Update on the Consumer (from JP Morgan): While markets have been fairly resilient at the start of the year, recent economic data have pointed to further weakening in the economy. Overall and core retail sales (excluding autos, gas and food) fell sharply in December, and while poor weather conditions may be partly to blame, the data suggest consumers were much more reserved in their spending during the holiday season. Other indicators, such as manufacturing PMIs, industrial production, and regional Fed surveys, also showed declining momentum in December. With back-to-back declines in both nominal and real core retail sales, there is a clear softening in the underlying trend for consumers.
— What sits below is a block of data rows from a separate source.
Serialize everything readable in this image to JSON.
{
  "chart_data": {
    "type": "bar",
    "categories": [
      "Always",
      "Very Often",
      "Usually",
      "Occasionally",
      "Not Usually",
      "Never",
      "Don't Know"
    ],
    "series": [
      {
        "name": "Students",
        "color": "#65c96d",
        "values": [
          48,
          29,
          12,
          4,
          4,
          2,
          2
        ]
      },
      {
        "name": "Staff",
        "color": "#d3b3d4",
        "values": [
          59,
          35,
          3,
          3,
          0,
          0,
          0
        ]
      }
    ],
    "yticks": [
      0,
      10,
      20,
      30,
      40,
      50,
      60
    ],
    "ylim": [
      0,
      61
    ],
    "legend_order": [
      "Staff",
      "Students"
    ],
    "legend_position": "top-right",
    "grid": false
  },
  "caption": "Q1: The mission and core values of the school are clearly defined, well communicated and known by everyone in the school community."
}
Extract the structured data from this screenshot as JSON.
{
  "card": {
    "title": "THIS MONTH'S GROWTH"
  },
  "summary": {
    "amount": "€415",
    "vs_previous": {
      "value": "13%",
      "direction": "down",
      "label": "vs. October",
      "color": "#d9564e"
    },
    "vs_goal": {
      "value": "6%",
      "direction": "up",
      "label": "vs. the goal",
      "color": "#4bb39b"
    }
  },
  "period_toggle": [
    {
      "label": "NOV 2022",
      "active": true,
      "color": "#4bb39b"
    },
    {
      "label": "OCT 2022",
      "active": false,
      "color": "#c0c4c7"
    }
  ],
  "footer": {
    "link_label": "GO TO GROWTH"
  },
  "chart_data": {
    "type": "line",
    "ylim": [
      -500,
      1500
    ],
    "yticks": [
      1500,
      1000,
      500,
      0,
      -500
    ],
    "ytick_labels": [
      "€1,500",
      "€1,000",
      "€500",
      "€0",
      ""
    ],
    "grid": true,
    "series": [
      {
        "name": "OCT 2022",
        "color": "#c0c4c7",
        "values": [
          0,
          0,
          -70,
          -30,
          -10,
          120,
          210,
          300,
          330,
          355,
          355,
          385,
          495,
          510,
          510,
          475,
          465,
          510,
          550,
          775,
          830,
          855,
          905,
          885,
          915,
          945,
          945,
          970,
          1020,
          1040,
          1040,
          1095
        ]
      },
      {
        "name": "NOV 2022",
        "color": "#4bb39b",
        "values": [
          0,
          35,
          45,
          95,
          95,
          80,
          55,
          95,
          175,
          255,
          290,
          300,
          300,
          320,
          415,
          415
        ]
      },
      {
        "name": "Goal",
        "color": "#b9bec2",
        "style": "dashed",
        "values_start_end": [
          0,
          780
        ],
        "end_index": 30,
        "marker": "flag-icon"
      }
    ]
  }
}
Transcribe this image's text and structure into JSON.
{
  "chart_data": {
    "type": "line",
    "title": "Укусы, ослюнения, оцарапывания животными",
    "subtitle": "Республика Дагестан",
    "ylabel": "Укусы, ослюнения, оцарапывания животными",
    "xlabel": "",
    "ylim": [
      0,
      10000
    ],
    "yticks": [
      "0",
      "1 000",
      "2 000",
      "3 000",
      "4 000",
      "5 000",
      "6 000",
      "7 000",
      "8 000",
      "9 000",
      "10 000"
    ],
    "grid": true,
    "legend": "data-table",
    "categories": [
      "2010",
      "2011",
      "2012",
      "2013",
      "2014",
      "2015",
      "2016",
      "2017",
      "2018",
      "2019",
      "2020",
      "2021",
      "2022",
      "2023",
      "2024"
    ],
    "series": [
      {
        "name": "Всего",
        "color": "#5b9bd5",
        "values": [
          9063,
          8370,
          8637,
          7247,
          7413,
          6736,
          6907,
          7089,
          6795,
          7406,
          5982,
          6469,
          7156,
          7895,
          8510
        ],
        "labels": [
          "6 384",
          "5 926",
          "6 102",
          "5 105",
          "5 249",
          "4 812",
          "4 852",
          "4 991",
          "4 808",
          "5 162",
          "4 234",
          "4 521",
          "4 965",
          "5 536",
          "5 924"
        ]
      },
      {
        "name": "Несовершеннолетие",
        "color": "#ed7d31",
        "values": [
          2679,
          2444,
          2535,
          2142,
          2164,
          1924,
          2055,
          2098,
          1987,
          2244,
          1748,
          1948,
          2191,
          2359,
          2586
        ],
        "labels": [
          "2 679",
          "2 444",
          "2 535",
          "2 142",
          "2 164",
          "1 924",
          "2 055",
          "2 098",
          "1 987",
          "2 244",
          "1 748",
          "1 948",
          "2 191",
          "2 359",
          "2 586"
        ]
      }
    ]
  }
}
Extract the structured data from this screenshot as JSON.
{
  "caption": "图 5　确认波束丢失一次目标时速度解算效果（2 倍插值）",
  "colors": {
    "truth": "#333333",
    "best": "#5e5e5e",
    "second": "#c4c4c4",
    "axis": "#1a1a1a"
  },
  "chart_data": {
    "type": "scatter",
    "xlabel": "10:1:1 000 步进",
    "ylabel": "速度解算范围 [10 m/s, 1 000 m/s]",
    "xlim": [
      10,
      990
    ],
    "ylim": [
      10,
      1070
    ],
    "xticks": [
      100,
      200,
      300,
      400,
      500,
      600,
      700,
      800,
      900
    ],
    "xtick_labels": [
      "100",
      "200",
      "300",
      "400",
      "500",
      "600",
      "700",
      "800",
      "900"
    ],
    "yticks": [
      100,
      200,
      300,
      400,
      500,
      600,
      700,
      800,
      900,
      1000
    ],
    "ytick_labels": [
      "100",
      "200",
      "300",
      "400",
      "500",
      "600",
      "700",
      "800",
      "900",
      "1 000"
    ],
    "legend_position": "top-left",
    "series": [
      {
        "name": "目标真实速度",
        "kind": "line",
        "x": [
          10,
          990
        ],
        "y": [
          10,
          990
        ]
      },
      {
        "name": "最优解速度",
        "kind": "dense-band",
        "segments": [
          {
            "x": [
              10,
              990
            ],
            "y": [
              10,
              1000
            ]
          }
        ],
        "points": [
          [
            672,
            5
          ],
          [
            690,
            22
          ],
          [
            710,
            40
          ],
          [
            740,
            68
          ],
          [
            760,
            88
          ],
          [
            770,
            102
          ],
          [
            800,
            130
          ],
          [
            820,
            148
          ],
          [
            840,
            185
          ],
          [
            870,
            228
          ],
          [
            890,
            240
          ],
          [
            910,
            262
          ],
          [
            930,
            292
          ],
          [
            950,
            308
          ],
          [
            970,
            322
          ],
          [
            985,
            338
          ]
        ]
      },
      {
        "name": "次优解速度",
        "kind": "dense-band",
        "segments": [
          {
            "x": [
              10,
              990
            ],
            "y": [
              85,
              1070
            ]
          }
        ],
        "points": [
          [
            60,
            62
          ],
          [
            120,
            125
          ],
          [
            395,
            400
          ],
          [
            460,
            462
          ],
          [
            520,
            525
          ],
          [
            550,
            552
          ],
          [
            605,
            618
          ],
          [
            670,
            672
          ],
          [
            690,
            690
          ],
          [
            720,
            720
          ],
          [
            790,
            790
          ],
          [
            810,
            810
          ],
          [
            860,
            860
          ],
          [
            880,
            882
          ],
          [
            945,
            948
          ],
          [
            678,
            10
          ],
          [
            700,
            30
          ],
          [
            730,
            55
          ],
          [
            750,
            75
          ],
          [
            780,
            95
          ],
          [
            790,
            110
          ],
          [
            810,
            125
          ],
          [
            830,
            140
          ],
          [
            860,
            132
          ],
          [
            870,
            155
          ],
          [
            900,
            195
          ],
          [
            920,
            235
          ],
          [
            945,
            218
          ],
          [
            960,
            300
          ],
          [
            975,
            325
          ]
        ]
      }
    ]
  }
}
This is important because consumption represents the lion’s share of the U.S. economy, suggesting economic growth may be on tough footing as we start the year after our estimate of slightly over 2% annualized growth in the fourth quarter.
However, a boost to Social Security payments associated with the annual cost of living adjustment in January should meaningfully lift incomes and spending. Moreover, with an inflation downdrift firmly underway, consumers should see a welcome boost in their real personal income in 2023. Real-time data on the labor market also point to continued resilience, with initial jobless claims surprising to the downside this week and continuing jobless claims only modestly grinding higher. With a still-tight labor market and expectations for rising real income in the coming months, it’s not clear the economy is headed toward recession just yet.